Rightsizing is a buzzword, it means not overprovisioning resources and is one of the cheapest green actions that we can take. In Alma terms it can mean we don't ask for more resources than we need. Cluster scheduling, as done on slurm, means that jobs can be sumbitted and run when there is space - this builds an element of right-sizing in to our standard practices. Operational efficiency is improved by not having always-on servers but by using resources provisioned on demand. We do not use cloud services at the moment, but this could be a future way to improve operational efficiency by expanding and contracting resources as needed.

Hardware efficiency

The HPC cluser is managed and upgraded on a schedule based on standard practices. The carbon cost of production and disposal need to be factored into that relatively short time period of equipment use. Extending the life of hardware is one of the best ways to reduce the carbon footprint, there is a balance to be struck between the cost of maintenance and the cost of disposal and production.

Machine learning and AI

Improvements in hardware have been an enabler for AI and machine learning, but the carbon cost of these models is high. The size and use of models is growing, and they carry ethical implications. Generally ML models are not time critical so they can benefit from demand shifting. Also, there are many pre-trained models available so using an existing model is more efficient than training a new one. If there is not a model for your needs, transfer learning will take an existing model and adapt it to your data.

Measuring and monitoring

When talking about the carbon costs we often talk about scopes 1-3, where scope 1 is the direct emissions from the activities of the organisation, scope 2 is the indirect emissions from the energy used by the organisation, and scope 3 is the indirect emissions from the supply chain and the use of the products.

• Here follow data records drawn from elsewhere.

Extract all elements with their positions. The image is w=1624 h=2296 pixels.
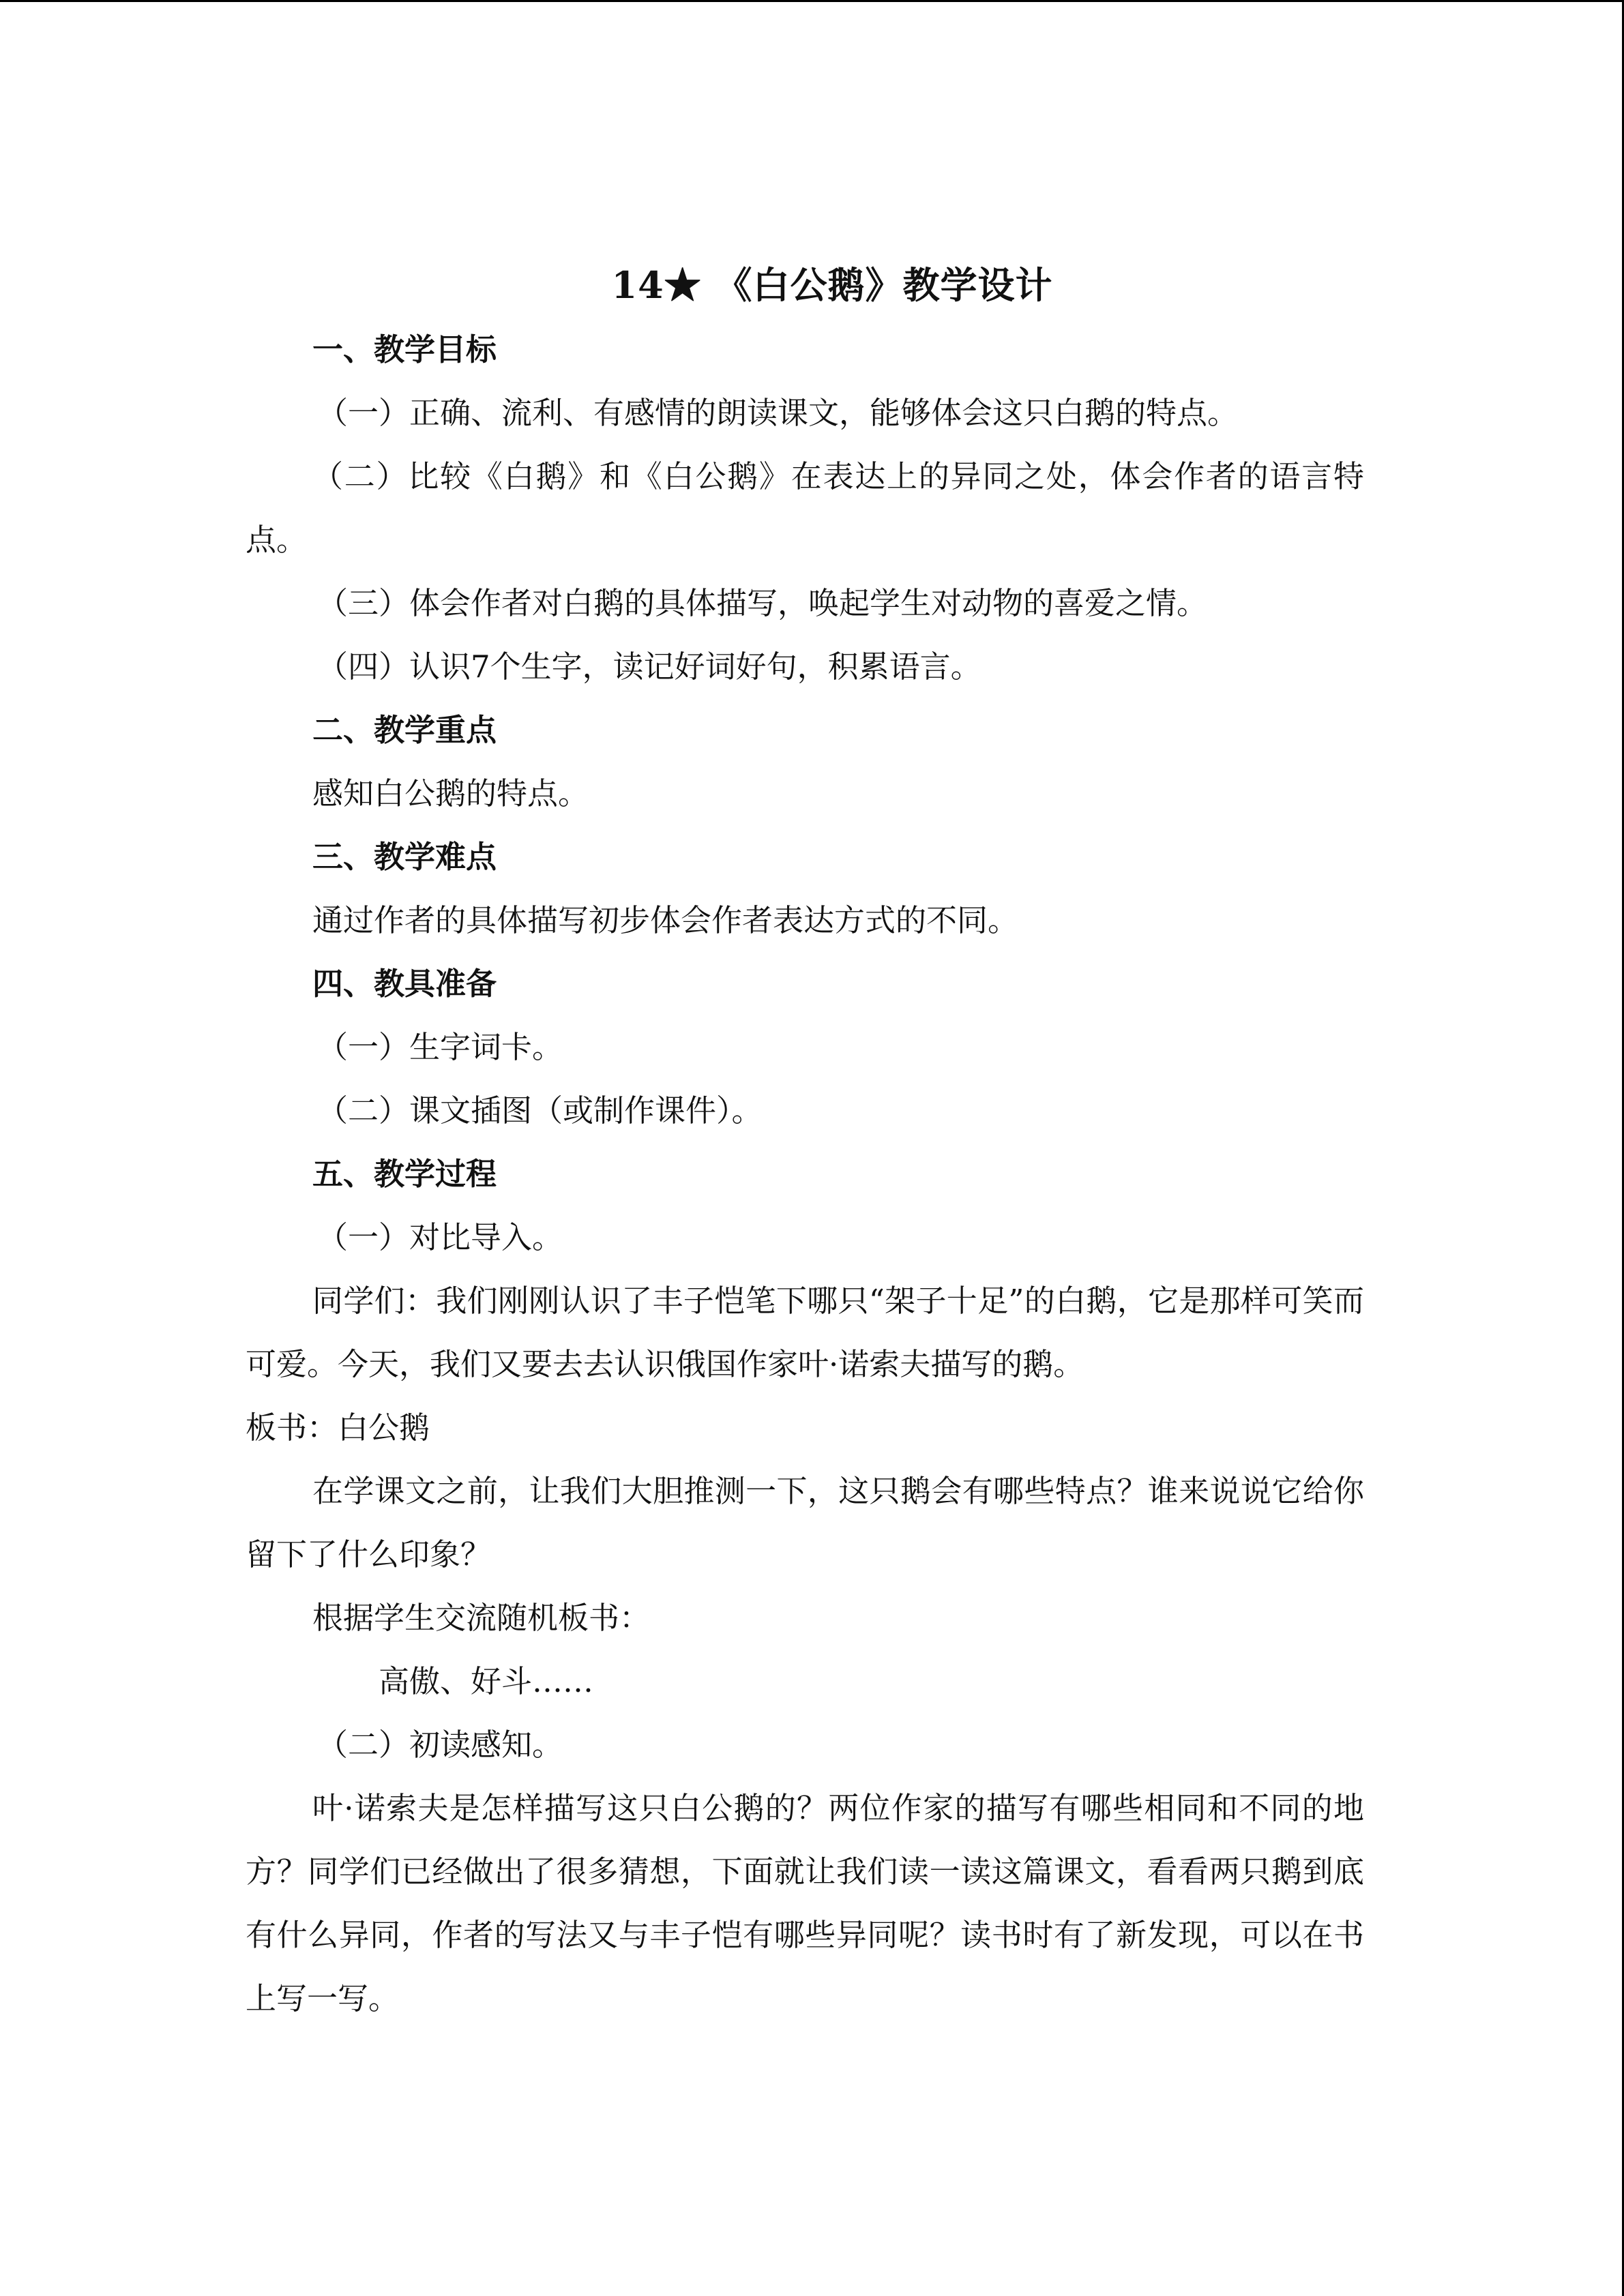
document-body [246,254,1364,2030]
key-points-text: 感知白公鹅的特点。 [312,775,589,811]
section-heading-difficulties: 三、教学难点 [312,839,497,875]
process-part2-paragraph-1: 叶·诺索夫是怎样描写这只白公鹅的？两位作家的描写有哪些相同和不同的地方？同学们已经做出了很多猜想，下面就让我们读一读这篇课文，看看两只鹅到底有什么异同，作者的写法又与丰子恺有哪些异同呢？读书时有了新发现，可以在书上写一写。 [246,1790,1364,2016]
objective-item-4: （四）认识7个生字，读记好词好句，积累语言。 [317,648,981,685]
objective-item-2: （二）比较《白鹅》和《白公鹅》在表达上的异同之处，体会作者的语言特点。 [246,458,1364,558]
process-part1-paragraph-1: 同学们：我们刚刚认识了丰子恺笔下哪只“架子十足”的白鹅，它是那样可笑而可爱。今天，我们又要去去认识俄国作家叶·诺索夫描写的鹅。 [246,1283,1364,1382]
materials-item-1: （一）生字词卡。 [317,1029,563,1065]
section-heading-objectives: 一、教学目标 [312,331,497,368]
process-part1-paragraph-2: 在学课文之前，让我们大胆推测一下，这只鹅会有哪些特点？谁来说说它给你留下了什么印象？ [246,1473,1364,1572]
process-part1-paragraph-3: 根据学生交流随机板书： [312,1600,651,1636]
process-part1-board-text: 高傲、好斗…… [379,1663,594,1699]
section-heading-key-points: 二、教学重点 [312,712,497,748]
document-title: 14★ 《白公鹅》教学设计 [611,263,1053,307]
section-heading-process: 五、教学过程 [312,1156,497,1192]
section-heading-materials: 四、教具准备 [312,966,497,1002]
materials-item-2: （二）课文插图（或制作课件）。 [317,1092,763,1129]
difficulties-text: 通过作者的具体描写初步体会作者表达方式的不同。 [312,902,1019,938]
board-label: 板书：白公鹅 [246,1410,430,1446]
objective-item-3: （三）体会作者对白鹅的具体描写，唤起学生对动物的喜爱之情。 [317,585,1208,621]
process-part1-title: （一）对比导入。 [317,1219,563,1255]
process-part2-title: （二）初读感知。 [317,1727,563,1763]
objective-item-1: （一）正确、流利、有感情的朗读课文，能够体会这只白鹅的特点。 [317,395,1239,431]
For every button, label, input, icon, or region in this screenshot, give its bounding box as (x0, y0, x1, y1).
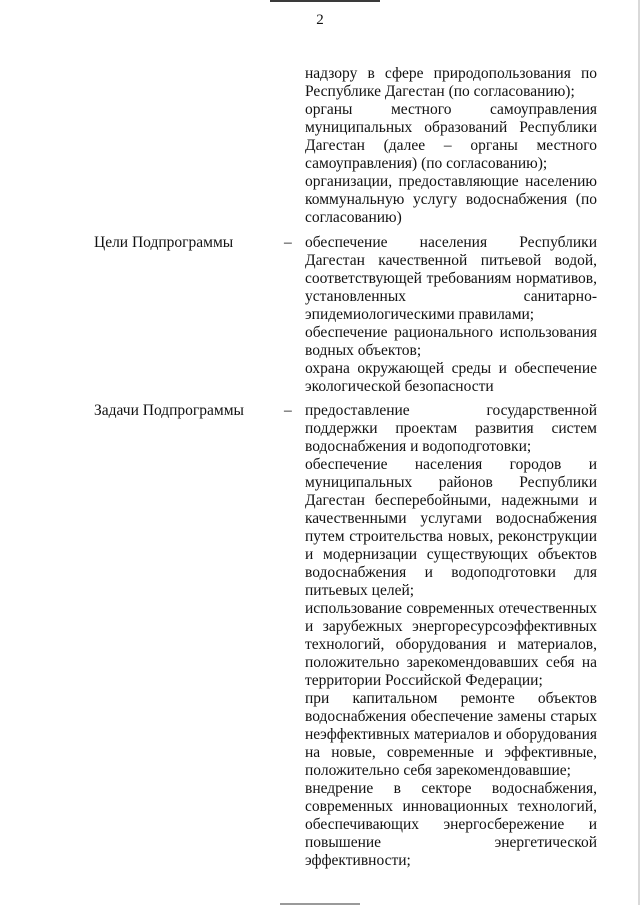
scan-edge-mark-top (270, 0, 380, 2)
paragraph: организации, предоставляющие населению коммунальную услугу водоснабжения (по согласованию) (305, 173, 597, 226)
goals-dash: – (284, 234, 292, 251)
paragraph: обеспечение населения городов и муниципальных районов Республики Дагестан бесперебойными, надежными и качественными услугами водоснабжения путем строительства новых, реконструкции и модернизации существующих объектов водоснабжения и водоподготовки для питьевых целей; (305, 456, 597, 599)
goals-label: Цели Подпрограммы (94, 234, 234, 251)
page-number: 2 (316, 12, 324, 28)
paragraph: внедрение в секторе водоснабжения, современных инновационных технологий, обеспечивающих энергосбережение и повышение энергетической эффективности; (305, 780, 597, 869)
tasks-dash: – (284, 402, 292, 419)
paragraph: при капитальном ремонте объектов водоснабжения обеспечение замены старых неэффективных материалов и оборудования на новые, современные и эффективные, положительно себя зарекомендовавшие; (305, 690, 597, 779)
paragraph: использование современных отечественных и зарубежных энергоресурсоэффективных технологий, оборудования и материалов, положительно зарекомендовавших себя на территории Российской Федерации; (305, 600, 597, 689)
tasks-block (305, 402, 597, 870)
paragraph: органы местного самоуправления муниципальных образований Республики Дагестан (далее – органы местного самоуправления) (по согласованию); (305, 101, 597, 172)
goals-block (305, 234, 597, 396)
paragraph: надзору в сфере природопользования по Республике Дагестан (по согласованию); (305, 65, 597, 100)
paragraph: обеспечение населения Республики Дагестан качественной питьевой водой, соответствующей требованиям нормативов, установленных санитарно-эпидемиологическими правилами; (305, 234, 597, 323)
paragraph: предоставление государственной поддержки проектам развития систем водоснабжения и водоподготовки; (305, 402, 597, 455)
paragraph: охрана окружающей среды и обеспечение экологической безопасности (305, 360, 597, 395)
continued-responsible-block (305, 65, 597, 227)
tasks-label: Задачи Подпрограммы (94, 402, 244, 419)
paragraph: обеспечение рационального использования водных объектов; (305, 324, 597, 359)
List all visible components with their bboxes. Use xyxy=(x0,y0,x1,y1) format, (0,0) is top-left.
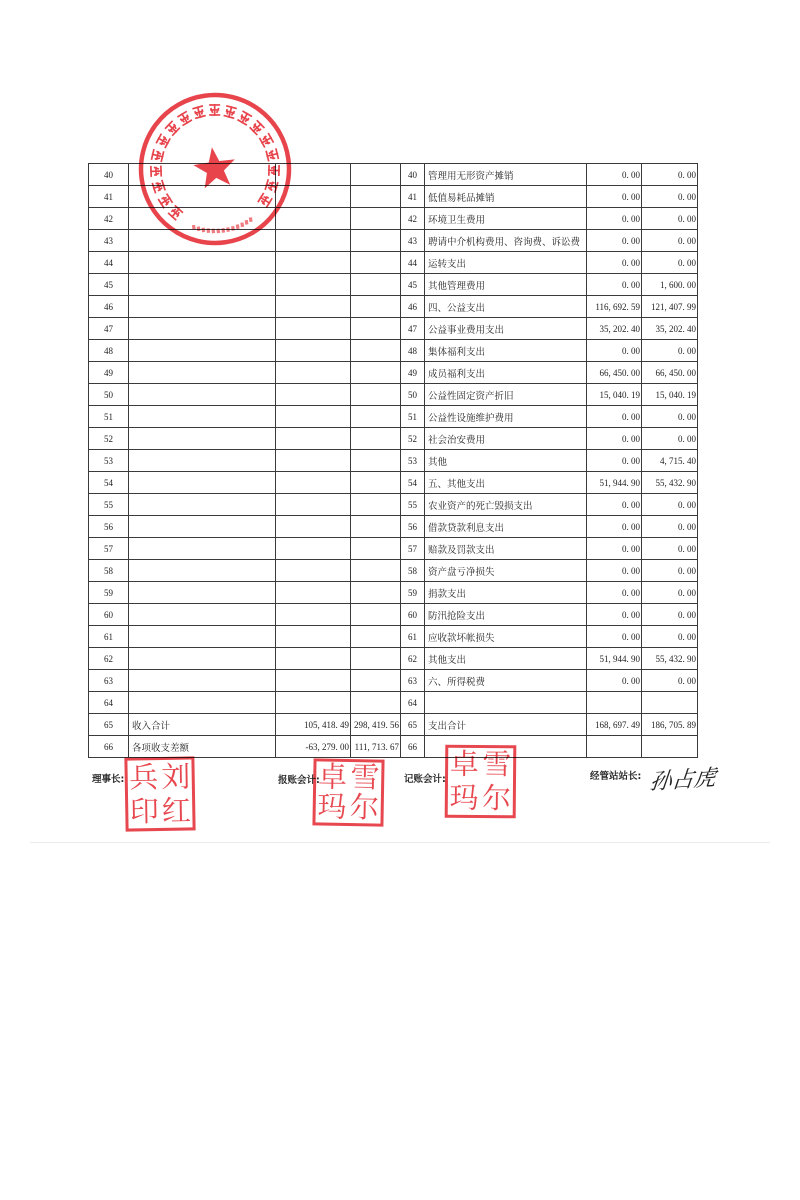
income-value-1: 105, 418. 49 xyxy=(276,714,351,736)
income-value-1 xyxy=(276,296,351,318)
table-row xyxy=(89,560,698,582)
row-number-left: 42 xyxy=(89,208,129,230)
expense-item-name: 管理用无形资产摊销 xyxy=(425,164,587,186)
expense-item-name: 四、公益支出 xyxy=(425,296,587,318)
seal-glyph xyxy=(167,205,183,221)
row-number-right: 63 xyxy=(401,670,425,692)
table-row xyxy=(89,494,698,516)
seal-glyph xyxy=(268,165,280,176)
expense-value-1: 0. 00 xyxy=(587,164,642,186)
income-item-name xyxy=(129,582,276,604)
expense-value-1: 0. 00 xyxy=(587,516,642,538)
row-number-left: 63 xyxy=(89,670,129,692)
expense-item-name: 集体福利支出 xyxy=(425,340,587,362)
row-number-left: 57 xyxy=(89,538,129,560)
table-row xyxy=(89,362,698,384)
income-item-name xyxy=(129,296,276,318)
table-row xyxy=(89,472,698,494)
income-value-1 xyxy=(276,428,351,450)
seal-glyph xyxy=(150,149,164,162)
seal-glyph xyxy=(259,133,275,148)
income-value-2 xyxy=(351,428,401,450)
station-head-signature: 孙占虎 xyxy=(648,765,718,796)
seal-glyph xyxy=(209,104,220,116)
expense-value-1: 15, 040. 19 xyxy=(587,384,642,406)
expense-value-1: 0. 00 xyxy=(587,230,642,252)
row-number-right: 52 xyxy=(401,428,425,450)
row-number-right: 58 xyxy=(401,560,425,582)
stamp-char: 雪 xyxy=(482,747,512,782)
income-item-name xyxy=(129,340,276,362)
seal-glyph xyxy=(151,180,166,194)
expense-value-2: 55, 432. 90 xyxy=(642,648,698,670)
row-number-left: 40 xyxy=(89,164,129,186)
row-number-right: 46 xyxy=(401,296,425,318)
expense-value-1: 0. 00 xyxy=(587,494,642,516)
income-value-2 xyxy=(351,626,401,648)
row-number-right: 47 xyxy=(401,318,425,340)
row-number-left: 43 xyxy=(89,230,129,252)
income-value-1 xyxy=(276,252,351,274)
row-number-right: 60 xyxy=(401,604,425,626)
row-number-right: 59 xyxy=(401,582,425,604)
row-number-right: 55 xyxy=(401,494,425,516)
income-value-1 xyxy=(276,318,351,340)
seal-serial-digit xyxy=(216,229,220,234)
seal-glyph xyxy=(264,179,279,193)
income-value-1 xyxy=(276,340,351,362)
income-value-2 xyxy=(351,252,401,274)
row-number-left: 44 xyxy=(89,252,129,274)
seal-serial-digit xyxy=(226,227,230,232)
income-value-2 xyxy=(351,560,401,582)
expense-value-1 xyxy=(587,692,642,714)
income-value-2 xyxy=(351,230,401,252)
expense-value-2: 4, 715. 40 xyxy=(642,450,698,472)
income-value-2 xyxy=(351,538,401,560)
income-value-2 xyxy=(351,692,401,714)
table-row xyxy=(89,384,698,406)
expense-item-name: 借款贷款利息支出 xyxy=(425,516,587,538)
income-value-1 xyxy=(276,538,351,560)
row-number-right: 41 xyxy=(401,186,425,208)
income-item-name xyxy=(129,472,276,494)
table-row xyxy=(89,626,698,648)
table-row xyxy=(89,670,698,692)
expense-value-1: 0. 00 xyxy=(587,560,642,582)
expense-value-1: 0. 00 xyxy=(587,274,642,296)
seal-glyph xyxy=(155,133,171,148)
income-value-2 xyxy=(351,582,401,604)
expense-value-2: 0. 00 xyxy=(642,406,698,428)
income-item-name: 各项收支差额 xyxy=(129,736,276,758)
stamp-char: 卓 xyxy=(317,759,348,794)
expense-value-1: 51, 944. 90 xyxy=(587,472,642,494)
expense-value-2: 0. 00 xyxy=(642,252,698,274)
row-number-left: 65 xyxy=(89,714,129,736)
chairman-name-stamp xyxy=(124,756,195,831)
expense-value-1: 51, 944. 90 xyxy=(587,648,642,670)
income-value-1 xyxy=(276,648,351,670)
expense-value-2: 0. 00 xyxy=(642,428,698,450)
income-value-1 xyxy=(276,274,351,296)
expense-item-name: 六、所得税费 xyxy=(425,670,587,692)
row-number-right: 54 xyxy=(401,472,425,494)
income-value-2 xyxy=(351,164,401,186)
seal-serial-digit xyxy=(197,226,201,231)
income-item-name xyxy=(129,670,276,692)
row-number-right: 43 xyxy=(401,230,425,252)
row-number-right: 61 xyxy=(401,626,425,648)
expense-item-name: 捐款支出 xyxy=(425,582,587,604)
income-value-1 xyxy=(276,670,351,692)
table-row xyxy=(89,692,698,714)
expense-value-2: 0. 00 xyxy=(642,340,698,362)
reporting-accountant-label: 报账会计: xyxy=(278,775,320,786)
expense-item-name: 聘请中介机构费用、咨询费、诉讼费 xyxy=(425,230,587,252)
income-value-2 xyxy=(351,340,401,362)
expense-value-2: 35, 202. 40 xyxy=(642,318,698,340)
seal-glyph xyxy=(192,105,206,120)
seal-glyph xyxy=(157,193,173,209)
seal-serial-digit xyxy=(201,228,205,233)
expense-value-2: 0. 00 xyxy=(642,164,698,186)
row-number-right: 49 xyxy=(401,362,425,384)
expense-value-2: 0. 00 xyxy=(642,494,698,516)
income-item-name xyxy=(129,560,276,582)
row-number-right: 42 xyxy=(401,208,425,230)
expense-item-name: 公益性固定资产折旧 xyxy=(425,384,587,406)
expense-item-name: 其他 xyxy=(425,450,587,472)
scan-edge-line xyxy=(30,842,770,843)
row-number-left: 51 xyxy=(89,406,129,428)
income-value-1 xyxy=(276,384,351,406)
expense-value-1: 116, 692. 59 xyxy=(587,296,642,318)
expense-value-2: 1, 600. 00 xyxy=(642,274,698,296)
row-number-right: 57 xyxy=(401,538,425,560)
income-item-name xyxy=(129,516,276,538)
expense-item-name: 环境卫生费用 xyxy=(425,208,587,230)
stamp-char: 兵 xyxy=(128,759,159,795)
row-number-right: 40 xyxy=(401,164,425,186)
stamp-char: 玛 xyxy=(449,780,479,815)
income-item-name: 收入合计 xyxy=(129,714,276,736)
income-item-name xyxy=(129,692,276,714)
row-number-left: 56 xyxy=(89,516,129,538)
table-row xyxy=(89,736,698,758)
income-value-1 xyxy=(276,582,351,604)
income-value-1 xyxy=(276,406,351,428)
income-value-2 xyxy=(351,362,401,384)
expense-item-name: 低值易耗品摊销 xyxy=(425,186,587,208)
expense-value-1: 0. 00 xyxy=(587,428,642,450)
expense-item-name xyxy=(425,692,587,714)
expense-value-1: 0. 00 xyxy=(587,340,642,362)
row-number-left: 48 xyxy=(89,340,129,362)
table-row xyxy=(89,538,698,560)
income-value-2: 111, 713. 67 xyxy=(351,736,401,758)
expense-item-name: 运转支出 xyxy=(425,252,587,274)
row-number-left: 58 xyxy=(89,560,129,582)
expense-item-name: 公益事业费用支出 xyxy=(425,318,587,340)
expense-value-1: 0. 00 xyxy=(587,252,642,274)
income-item-name xyxy=(129,362,276,384)
row-number-left: 41 xyxy=(89,186,129,208)
expense-value-1: 0. 00 xyxy=(587,582,642,604)
seal-glyph xyxy=(249,120,265,136)
expense-value-2: 0. 00 xyxy=(642,582,698,604)
seal-glyph xyxy=(257,192,273,208)
round-official-seal xyxy=(125,79,306,260)
expense-item-name: 成员福利支出 xyxy=(425,362,587,384)
row-number-right: 62 xyxy=(401,648,425,670)
income-value-1 xyxy=(276,472,351,494)
income-value-2 xyxy=(351,208,401,230)
income-value-1 xyxy=(276,494,351,516)
row-number-right: 50 xyxy=(401,384,425,406)
income-value-2 xyxy=(351,604,401,626)
expense-value-1: 0. 00 xyxy=(587,538,642,560)
row-number-left: 55 xyxy=(89,494,129,516)
expense-value-1: 0. 00 xyxy=(587,450,642,472)
income-value-1 xyxy=(276,626,351,648)
star-icon xyxy=(191,144,238,189)
expense-value-2: 0. 00 xyxy=(642,670,698,692)
income-value-2 xyxy=(351,384,401,406)
income-value-1: -63, 279. 00 xyxy=(276,736,351,758)
row-number-left: 59 xyxy=(89,582,129,604)
seal-glyph xyxy=(164,120,180,136)
income-value-2 xyxy=(351,516,401,538)
expense-value-2: 15, 040. 19 xyxy=(642,384,698,406)
row-number-left: 62 xyxy=(89,648,129,670)
expense-value-2: 186, 705. 89 xyxy=(642,714,698,736)
seal-serial-digit xyxy=(249,217,253,222)
income-item-name xyxy=(129,318,276,340)
income-value-1 xyxy=(276,604,351,626)
table-row xyxy=(89,428,698,450)
income-value-1 xyxy=(276,362,351,384)
expense-value-2: 0. 00 xyxy=(642,560,698,582)
expense-item-name: 应收款坏帐损失 xyxy=(425,626,587,648)
row-number-right: 65 xyxy=(401,714,425,736)
row-number-left: 46 xyxy=(89,296,129,318)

There is little clarity for what this means for software creation. But, from your persepctive as a user of the HPC facilities, your main responsibity is for the costs of your compute time and storage on Alma and RDS. These can be measured and monitored with green-alma and sjane respectively. You can take action to monitor these to understand the appropriateness of the costs. If you have very high Alma use it does not mean you are using an inappropriate amount of resources, but it is important to be aware of the costs and to be able to justify them.

Co-benefits

Eco-friendly practices have co-benefits that can help motivate you, and also sell the idea to colleagues and management.

  • Money saving - the cost of energy is a significant part of the cost of running a data centre, and so saving energy will save money.
  • Time saving - if the code is more efficient it will run faster and so save time.
  • Better code - the code will be more efficient and better tested so more reliable, easier to maintain and understand.
  • Better collaboration - the code will be more readable and so easier to work with others.
  • Better science - clearer code will be more reliable, reusable and reproducible.